In fact, armor class is almost irrelevant in the expansion pack, since most of the enemies you'll meet will be equipped with magical weapons or be high enough in level to easily hit even the most heavily armored character. You'll have great problems getting through the expansion pack, however, without having at least three fighter-class characters (fighter, paladin, or ranger) and one other character that is at least a decent hand-to-hand fighter (a cleric or a well-equipped druid or thief). Mages can rout a battle in seconds, but you must consistently rely upon your fighters to bludgeon opponents.
You also need at least one, and preferably two, characters capable of casting mage spells. Even if one of those characters is a multiclassed character or a bard and therefore can't cast the most powerful mage spells, you must have party members that can cast breach and pierce magic spells (or use wands of spell-striking) to handle the high-level enemy mages you'll frequently encounter.
You'll also need at least one cleric or druid for access to healing spells, although there are plenty of potions of healing available for purchase or that can be acquired as booty from your fallen opponents. While many players rely on clerics and druids primarily for their healing spells, both character classes have useful offensive capabilities in the expansion pack. Druids can summon elemental princes, which are incredibly powerful allies, as well as cast insect swarm spells to confound enemy spell-casters. Clerics have access to holy smite, one of the best spells in the game, in addition to a variety of useful summoning spells and can instantly destroy some of the powerful undead creatures you'll meet in the game.

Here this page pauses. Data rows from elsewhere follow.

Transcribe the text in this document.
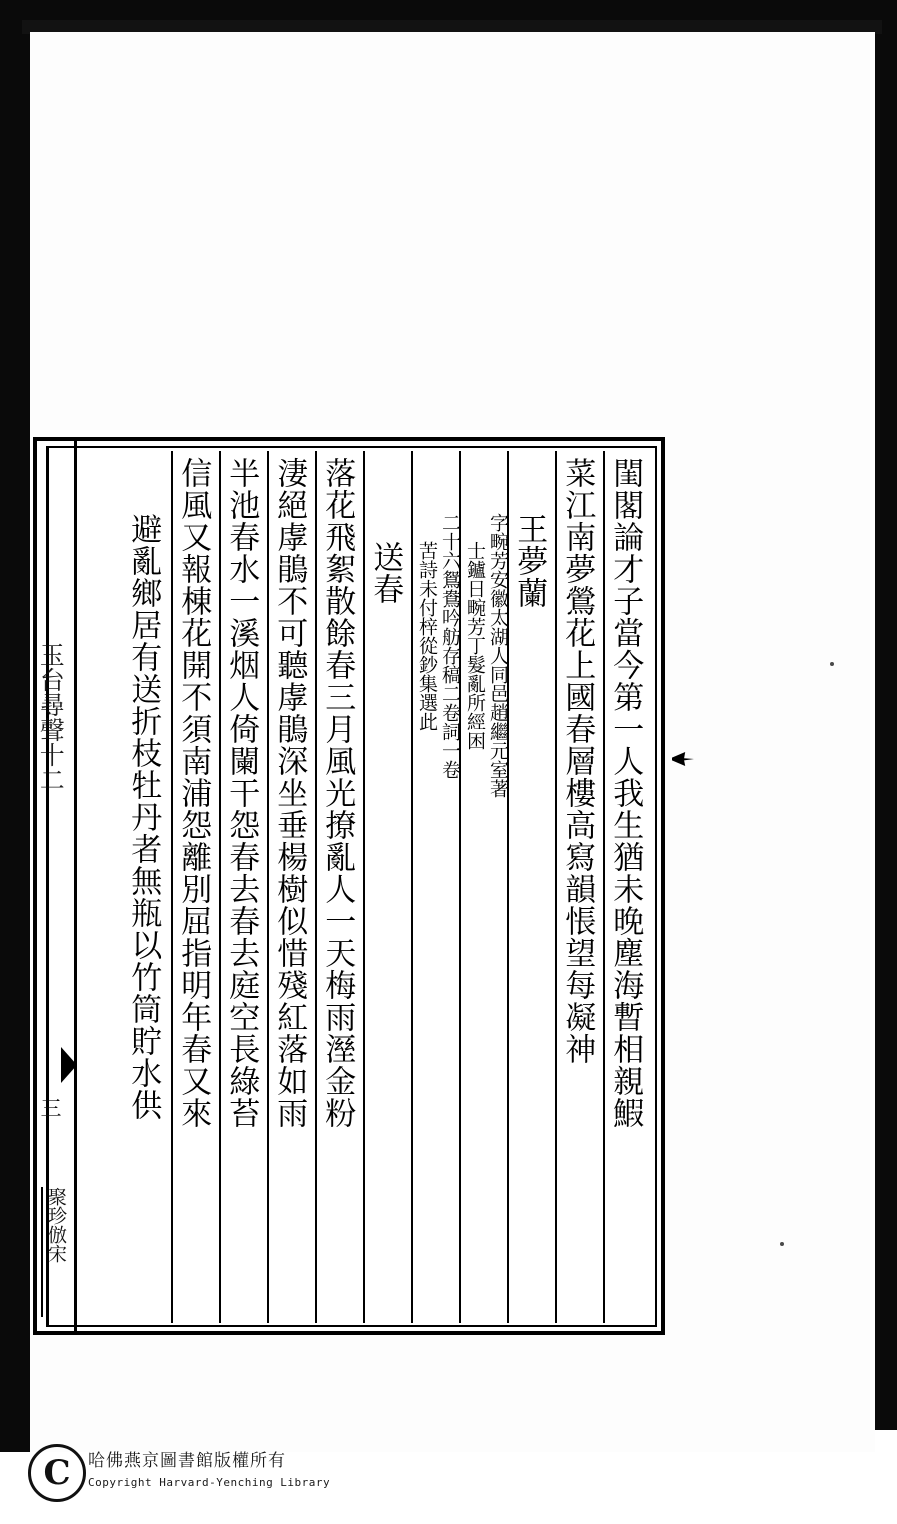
閨閣論才子當今第一人我生猶未晚塵海暫相親鰕
菜江南夢鶯花上國春層樓高寫韻悵望每凝神
王夢蘭
字畹芳安徽太湖人同邑趙繼元室著
士鑪日畹芳丁髮亂所經困
二十六鴛鴦吟舫存稿二卷詞一卷
苦詩未付梓從鈔集選此
送春
落花飛絮散餘春三月風光撩亂人一天梅雨溼金粉
淒絕虖鵑不可聽虖鵑深坐垂楊樹似惜殘紅落如雨
半池春水一溪烟人倚闌干怨春去春去庭空長綠苔
信風又報棟花開不須南浦怨離別屈指明年春又來
避亂鄉居有送折枝牡丹者無瓶以竹筒貯水供
玉台尋聲十二
三
聚珍倣宋
C	哈佛燕京圖書館版權所有
Copyright Harvard-Yenching Library
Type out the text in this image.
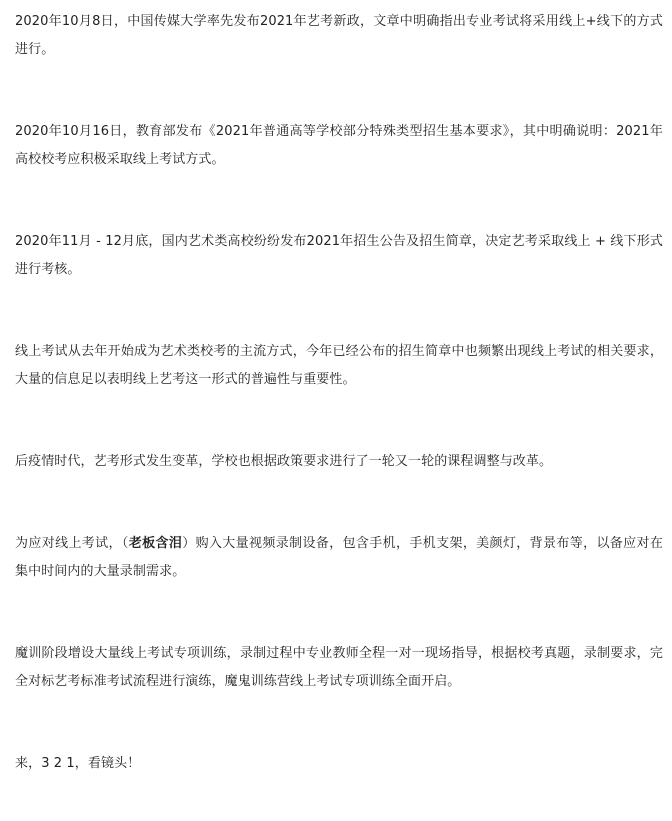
2020年10月8日，中国传媒大学率先发布2021年艺考新政，文章中明确指出专业考试将采用线上+线下的方式进行。

2020年10月16日，教育部发布《2021年普通高等学校部分特殊类型招生基本要求》，其中明确说明：2021年高校校考应积极采取线上考试方式。

2020年11月 - 12月底，国内艺术类高校纷纷发布2021年招生公告及招生简章，决定艺考采取线上 + 线下形式进行考核。

线上考试从去年开始成为艺术类校考的主流方式，今年已经公布的招生简章中也频繁出现线上考试的相关要求，大量的信息足以表明线上艺考这一形式的普遍性与重要性。

后疫情时代，艺考形式发生变革，学校也根据政策要求进行了一轮又一轮的课程调整与改革。

为应对线上考试，（老板含泪）购入大量视频录制设备，包含手机，手机支架，美颜灯，背景布等，以备应对在集中时间内的大量录制需求。

魔训阶段增设大量线上考试专项训练，录制过程中专业教师全程一对一现场指导，根据校考真题，录制要求，完全对标艺考标准考试流程进行演练，魔鬼训练营线上考试专项训练全面开启。

来，3 2 1，看镜头！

Thieves are surprisingly badly represented among your available companions. Only three possible companions have thief abilities: Jan, Imoen, and Nalia. Nalia's skills are too limited to be relied upon without magical assistance, and Imoen's aren't significantly better. Jan is the only companion that can gain additional thieving skills and yet, as a multiclassed character, Jan will never be as formidable a spellcaster as Imoen or Nalia. Of those three, unless your main character has thieving abilities, Imoen is the best choice, since her abilities will be sufficient with a little magical assistance. Since you should have plenty of characters with second-level priest spells, you can consistently cast find traps and use Imoen to disarm them with her skills supplemented by potions of perception if needed. While you need a character with at least rudimentary thieving skills, and thieves can be very powerful with their new ability to set enhanced traps, they are probably the least necessary character class for the expansion pack.